Die Empfehlung der Sachverständigen lautete klar auf stationäre Behandlung. Das
Appellationsgericht hätte keinen Grund gehabt, an deren Stelle eine ambulante
Massnahme anzuordnen, nur um der Gesuchstellerin den Eintritt in eine
stationäre Behandlungsstation zu ersparen. Auch unter dem Gesichtspunkt der
Verhältnismässigkeit hätte sich dies nicht aufgedrängt, stand die Gesuchstellerin
immerhin wegen eines versuchten Tötungsdelikts vor Gericht“,
dass an dieser Beurteilung auch unter
Berücksichtigung des neuen Gutachtens festgehalten wird,
dass bei dieser Situation das Gesuch im Falle
seiner Beurteilung wohl gemäss § 192 Abs. 1 StPO BS ohne weiteres
Verfahren abgewiesen worden wäre,
dass die Gesuchstellerin deshalb die Kosten des
vorliegenden Verfahrens zu tragen hat (§ 165 Abs. 2 in Verbindung mit § 35 StPO
BS), wobei die Abschreibung des Verfahrens zufolge Gegenstandslosigkeit bei der
Festlegung der Gebühr berücksichtigt werden kann,
dass das Gesuch um Bewilligung der unentgeltlichen
Verteidigung gutgeheissen werden kann und der Verteidiger gemäss dem von ihm
geltend gemachten Aufwand aus der Gerichtskasse zu entschädigen ist,
und erkennt:
://: Das Verfahren wird zufolge
Gegenstandslosigkeit des Gesuchs um Wiederaufnahme des mit Urteil des Appellationsgerichts
vom 3. März 2010 abgeschlossenen Strafverfahrens als erledigt abgeschrieben.

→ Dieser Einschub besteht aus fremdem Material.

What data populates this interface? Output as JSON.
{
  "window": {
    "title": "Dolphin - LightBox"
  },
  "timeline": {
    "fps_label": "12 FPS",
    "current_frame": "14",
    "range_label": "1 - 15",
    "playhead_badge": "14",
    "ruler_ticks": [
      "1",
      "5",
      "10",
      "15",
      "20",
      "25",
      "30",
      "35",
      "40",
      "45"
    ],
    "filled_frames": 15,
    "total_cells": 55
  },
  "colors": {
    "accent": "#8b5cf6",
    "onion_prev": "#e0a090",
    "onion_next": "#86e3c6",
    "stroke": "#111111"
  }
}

Die Gesuchstellerin trägt die Kosten des
Gesuchsverfahrens mit einer Gebühr von CHF 200.–.
Dem unentgeltlichen Vertreter, Dr. […],
werden ein Honorar von CHF 3‘116.– und ein Auslagenersatz von CHF 140.–,
zuzüglich 8 % MWST von insgesamt CHF 260.50, aus der Gerichtskasse
ausgerichtet.
APPELLATIONSGERICHT BASEL-STADT
Die Gerichtsschreiberin
lic. iur. Saskia Schärer
Rechtsmittelbelehrung
Gegen diesen
Entscheid kann unter den Voraussetzungen von Art. 78 ff. des Bundesgerichtsgesetzes
[BGG] innert 30 Tagen seit schriftlicher Eröffnung Beschwerde in Strafsachen
erhoben werden. Die Beschwerdeschrift ist fristgerecht dem Bundesgericht (1000
Lausanne 14) einzureichen. Für die Anforderungen an deren Inhalt wird auf Art.
42 BGG verwiesen. Über die Zulässigkeit des Rechtsmittels entscheidet das
Bundesgericht.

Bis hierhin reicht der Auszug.